With poverty, we’re not talking about people with no place to live, nothing to eat. We’re talking about what U.S. Census Bureau figures say is 28 percent of our friends, neighbors and fellow residents here in Waco, folks who may well hold jobs, however menial, and have roofs over their heads, however ramshackle, yet make so little because of wages and a wide variety of circumstances that they’re one paycheck away from disaster. Other measures of our city suggest this poverty figure is closer to a third of our population. It depends on what dismal criteria you use.
Real commitment
Moerbe, former director of Caritas and still deeply involved in efforts to battle homelessness and hunger in this county, together with Mission Waco executive director Jimmy Dorrell, expressed gratitude for the council’s formal declaration of support for a 10-year master plan similar to the successful decade-long plan to combat homelessness. Yet we believe that city leaders must also step up in terms of financial commitment and lasting civic resolve to address a problem that experts say is unique to us among mid-sized Texas cities.
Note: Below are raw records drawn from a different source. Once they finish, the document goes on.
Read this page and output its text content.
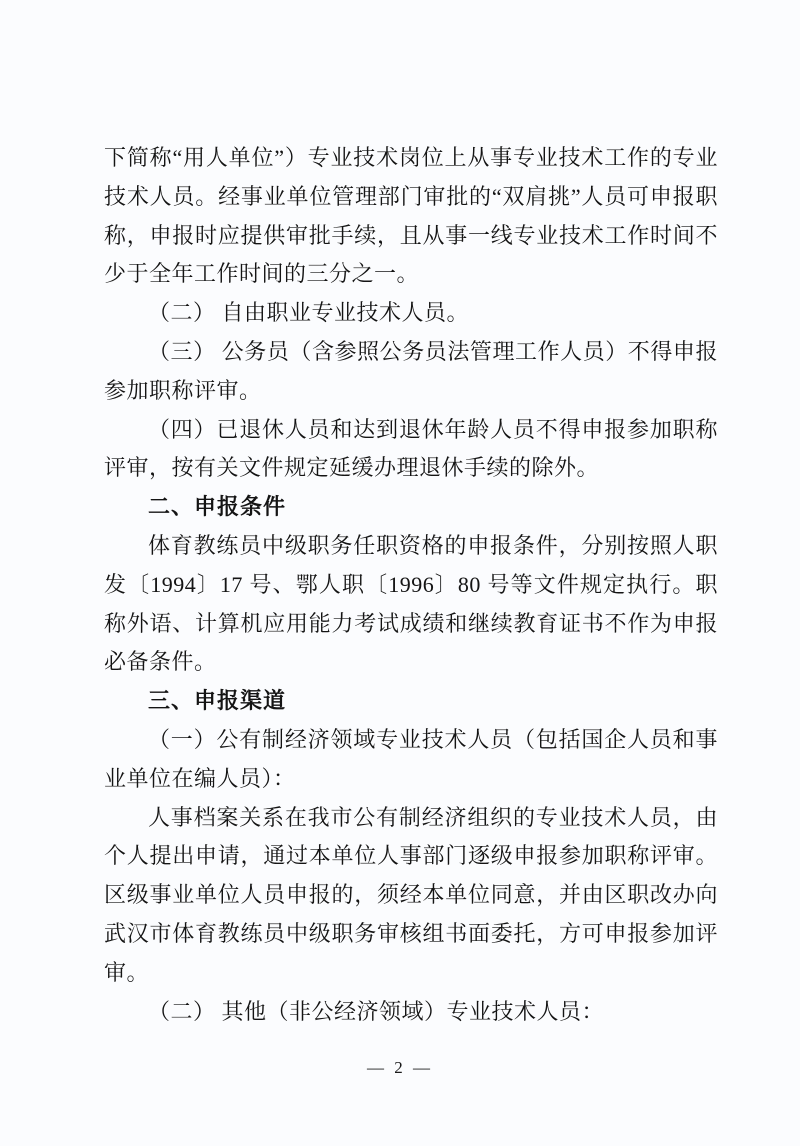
下简称“用人单位”）专业技术岗位上从事专业技术工作的专业技术人员。经事业单位管理部门审批的“双肩挑”人员可申报职称，申报时应提供审批手续，且从事一线专业技术工作时间不少于全年工作时间的三分之一。

（二） 自由职业专业技术人员。

（三） 公务员（含参照公务员法管理工作人员）不得申报参加职称评审。

（四）已退休人员和达到退休年龄人员不得申报参加职称评审，按有关文件规定延缓办理退休手续的除外。

二、申报条件

体育教练员中级职务任职资格的申报条件，分别按照人职发〔1994〕17 号、鄂人职〔1996〕80 号等文件规定执行。职称外语、计算机应用能力考试成绩和继续教育证书不作为申报必备条件。

三、申报渠道

（一）公有制经济领域专业技术人员（包括国企人员和事业单位在编人员）：

人事档案关系在我市公有制经济组织的专业技术人员，由个人提出申请，通过本单位人事部门逐级申报参加职称评审。区级事业单位人员申报的，须经本单位同意，并由区职改办向武汉市体育教练员中级职务审核组书面委托，方可申报参加评审。

（二） 其他（非公经济领域）专业技术人员：

— 2 —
Presumably, council support leaves the door open to the Waco Poverty Solution Group’s other goal: securing that financial support over the coming year, possibly to hire a part-time staff person to help collect data on poverty (including wages), interpret this information, then share it with other groups working on major problems that could help improve the overall economic situation. These range from Mayor Virginia DuPuy’s Greater Waco Education Alliance, which has already been extremely supportive, to the Greater Waco Chamber of Commerce. Dorrell made it clear that, with forward-minded nonprofits such as Talitha Koum to Mission Waco working to address the problem, the Waco Poverty Solution Group isn’t seeking some outpost of bureaucracy at City Hall: “We don’t want to become another agency in town. We got enough of those.”
Joining forces
The education alliance has already highlighted how Waco poverty plays a discouraging role in poor test scores, dropouts and an ill-prepared workforce hardly capable of moving into the high-tech, high-paying jobs that city and chamber leaders are committed to seeking out.
Moerbe knows that education alliance efforts will be instrumental in solving our poverty problems. One reason members of both groups seek to change the home environment in poor neighborhoods is because studies show improvement in that area alone can determine success or failure for children — and, in the long run, invigorate their passion to excel and, consequently, help them evolve into the kind of smart, well-paid workers that our city’s broader economic hopes rely heavily upon.
If the forces seeking to address education and poverty are not working in concert with those seeking to attract business and bolster those already here, each will fail to realize its own set of goals and we all will suffer to some degree, if only in civic shame.